Saudi Arabia’s Council of Ministers has approved amendments to the Kingdom’s labour laws, but has delayed the implementation of new Saudisation requirements.
Saudi Arabia’s Labour Minister, Adel Fakeih, has announced that a number of amendments had been made to the Kingdom’s labour laws. Key amendments include:
- maximum permitted term for fixed term contracts increased from three years to four years;
- an employee’s contract will be considered open-ended if the fixed term contract is renewed three times;
- companies with 50 or more employees will be required to train 12% of the Saudi workforce (increased from 6%);
- maximum probationary period increased from 90 days to 180 days; and
- leave entitlements increased (e.g. paternity leave will be three days and compassionate leave will be five days).

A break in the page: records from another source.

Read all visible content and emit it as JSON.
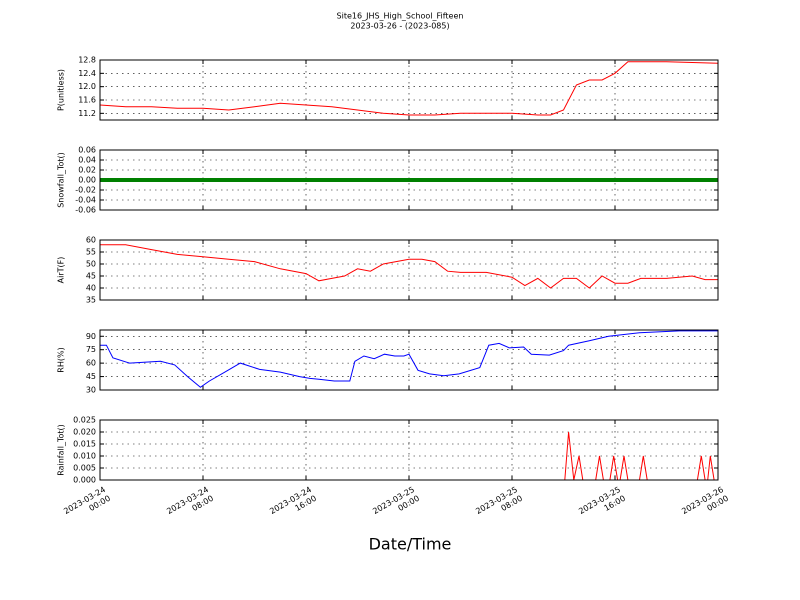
{
  "title": "Site16_JHS_High_School_Fifteen",
  "subtitle": "2023-03-26 - (2023-085)",
  "xlabel": "Date/Time",
  "xlim": [
    0,
    48
  ],
  "xticks": [
    {
      "value": 0,
      "label": "2023-03-24\n00:00"
    },
    {
      "value": 8,
      "label": "2023-03-24\n08:00"
    },
    {
      "value": 16,
      "label": "2023-03-24\n16:00"
    },
    {
      "value": 24,
      "label": "2023-03-25\n00:00"
    },
    {
      "value": 32,
      "label": "2023-03-25\n08:00"
    },
    {
      "value": 40,
      "label": "2023-03-25\n16:00"
    },
    {
      "value": 48,
      "label": "2023-03-26\n00:00"
    }
  ],
  "chart_data": [
    {
      "type": "line",
      "ylabel": "P(unitless)",
      "ylim": [
        11.0,
        12.8
      ],
      "grid": true,
      "yticks": [
        11.2,
        11.6,
        {
          "value": 12.0,
          "label": "12.0"
        },
        12.4,
        12.8
      ],
      "series": [
        {
          "color": "#ff0000",
          "x": [
            0,
            2,
            4,
            6,
            8,
            10,
            12,
            14,
            16,
            18,
            20,
            22,
            24,
            26,
            28,
            30,
            32,
            34,
            35,
            36,
            37,
            38,
            39,
            40,
            41,
            44,
            48
          ],
          "values": [
            11.45,
            11.4,
            11.4,
            11.35,
            11.35,
            11.3,
            11.4,
            11.5,
            11.45,
            11.4,
            11.3,
            11.2,
            11.15,
            11.15,
            11.2,
            11.2,
            11.2,
            11.15,
            11.15,
            11.3,
            12.05,
            12.2,
            12.2,
            12.4,
            12.75,
            12.75,
            12.7
          ]
        }
      ]
    },
    {
      "type": "line",
      "ylabel": "Snowfall_Tot()",
      "ylim": [
        -0.06,
        0.06
      ],
      "grid": true,
      "markers": true,
      "yticks": [
        -0.06,
        -0.04,
        -0.02,
        {
          "value": 0,
          "label": "0.00"
        },
        0.02,
        0.04,
        0.06
      ],
      "series": [
        {
          "color": "#008000",
          "x": [
            0,
            2,
            4,
            6,
            8,
            10,
            12,
            14,
            16,
            18,
            20,
            22,
            24,
            26,
            28,
            30,
            32,
            34,
            36,
            38,
            40,
            42,
            44,
            46,
            48
          ],
          "values": [
            0,
            0,
            0,
            0,
            0,
            0,
            0,
            0,
            0,
            0,
            0,
            0,
            0,
            0,
            0,
            0,
            0,
            0,
            0,
            0,
            0,
            0,
            0,
            0,
            0
          ]
        }
      ]
    },
    {
      "type": "line",
      "ylabel": "AirT(F)",
      "ylim": [
        35,
        60
      ],
      "grid": true,
      "yticks": [
        35,
        40,
        45,
        50,
        55,
        60
      ],
      "series": [
        {
          "color": "#ff0000",
          "x": [
            0,
            2,
            4,
            6,
            8,
            10,
            12,
            14,
            16,
            17,
            18,
            19,
            20,
            21,
            22,
            23,
            24,
            25,
            26,
            27,
            28,
            30,
            32,
            33,
            34,
            35,
            36,
            37,
            38,
            39,
            40,
            41,
            42,
            44,
            46,
            47,
            48
          ],
          "values": [
            58,
            58,
            56,
            54,
            53,
            52,
            51,
            48,
            46,
            43,
            44,
            45,
            48,
            47,
            50,
            51,
            52,
            52,
            51,
            47,
            46.5,
            46.5,
            44.5,
            41,
            44,
            40,
            44,
            44,
            40,
            45,
            42,
            42,
            44,
            44,
            45,
            43.5,
            43.5
          ]
        }
      ]
    },
    {
      "type": "line",
      "ylabel": "RH(%)",
      "ylim": [
        30,
        97
      ],
      "grid": true,
      "yticks": [
        30,
        45,
        60,
        75,
        90
      ],
      "series": [
        {
          "color": "#0000ff",
          "x": [
            0,
            0.5,
            1,
            2.3,
            4.7,
            5.8,
            6.8,
            7.8,
            8.5,
            9.7,
            10.9,
            12.4,
            14,
            15.5,
            16.3,
            17,
            18.2,
            19.4,
            19.8,
            20.5,
            21.3,
            22.1,
            22.9,
            23.6,
            24,
            24.7,
            25.6,
            26.7,
            27.9,
            29.5,
            30.2,
            31,
            31.8,
            32.9,
            33.5,
            34.9,
            36,
            36.4,
            38,
            39.5,
            41.9,
            45,
            48
          ],
          "values": [
            80,
            80,
            66,
            60,
            62,
            58,
            45,
            33,
            40,
            50,
            60,
            53,
            50,
            45,
            43,
            42,
            40,
            40,
            62,
            68,
            65,
            70,
            68,
            68,
            70,
            52,
            48,
            46,
            48,
            55,
            80,
            82,
            77,
            78,
            70,
            69,
            74,
            80,
            85,
            90,
            94,
            96,
            96
          ]
        }
      ]
    },
    {
      "type": "line",
      "ylabel": "Rainfall_Tot()",
      "ylim": [
        0,
        0.025
      ],
      "grid": true,
      "yticks": [
        {
          "value": 0,
          "label": "0.000"
        },
        {
          "value": 0.005,
          "label": "0.005"
        },
        {
          "value": 0.01,
          "label": "0.010"
        },
        {
          "value": 0.015,
          "label": "0.015"
        },
        {
          "value": 0.02,
          "label": "0.020"
        },
        {
          "value": 0.025,
          "label": "0.025"
        }
      ],
      "series": [
        {
          "color": "#ff0000",
          "x": [
            0,
            36.1,
            36.4,
            36.8,
            37.2,
            37.5,
            38.5,
            38.8,
            39.1,
            39.6,
            39.9,
            40.2,
            40.4,
            40.7,
            41.0,
            41.9,
            42.2,
            42.5,
            46.4,
            46.7,
            47.0,
            47.2,
            47.4,
            47.7,
            48
          ],
          "values": [
            0,
            0,
            0.02,
            0,
            0.01,
            0,
            0,
            0.01,
            0,
            0,
            0.01,
            0,
            0,
            0.01,
            0,
            0,
            0.01,
            0,
            0,
            0.01,
            0,
            0,
            0.01,
            0,
            0
          ]
        }
      ]
    }
  ]
}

Saudi Arabia’s Labour Minister has further announced that the implementation of new legislation aimed at increasing Saudisation levels has been put on hold in order to give private companies more time to understand the new amendments. The programme has been met with criticism, with some employers commenting that the quotas are impossible to meet as nationals are either not interested or not trained to carry out certain jobs. The change was scheduled to take place by the end of April 2015 and there has been no indication as to when the programme will be implemented.
Actions for employers
Once the amendments to the labour laws come into force (expected in October 2015), employers in Saudi Arabia will need to undertake a review of their internal policies and contracts in order to bring them into line with the new requirements. Failure to adhere to the law may expose companies to fines of up to SR100,000 (US$26,646) and closure for 30 days.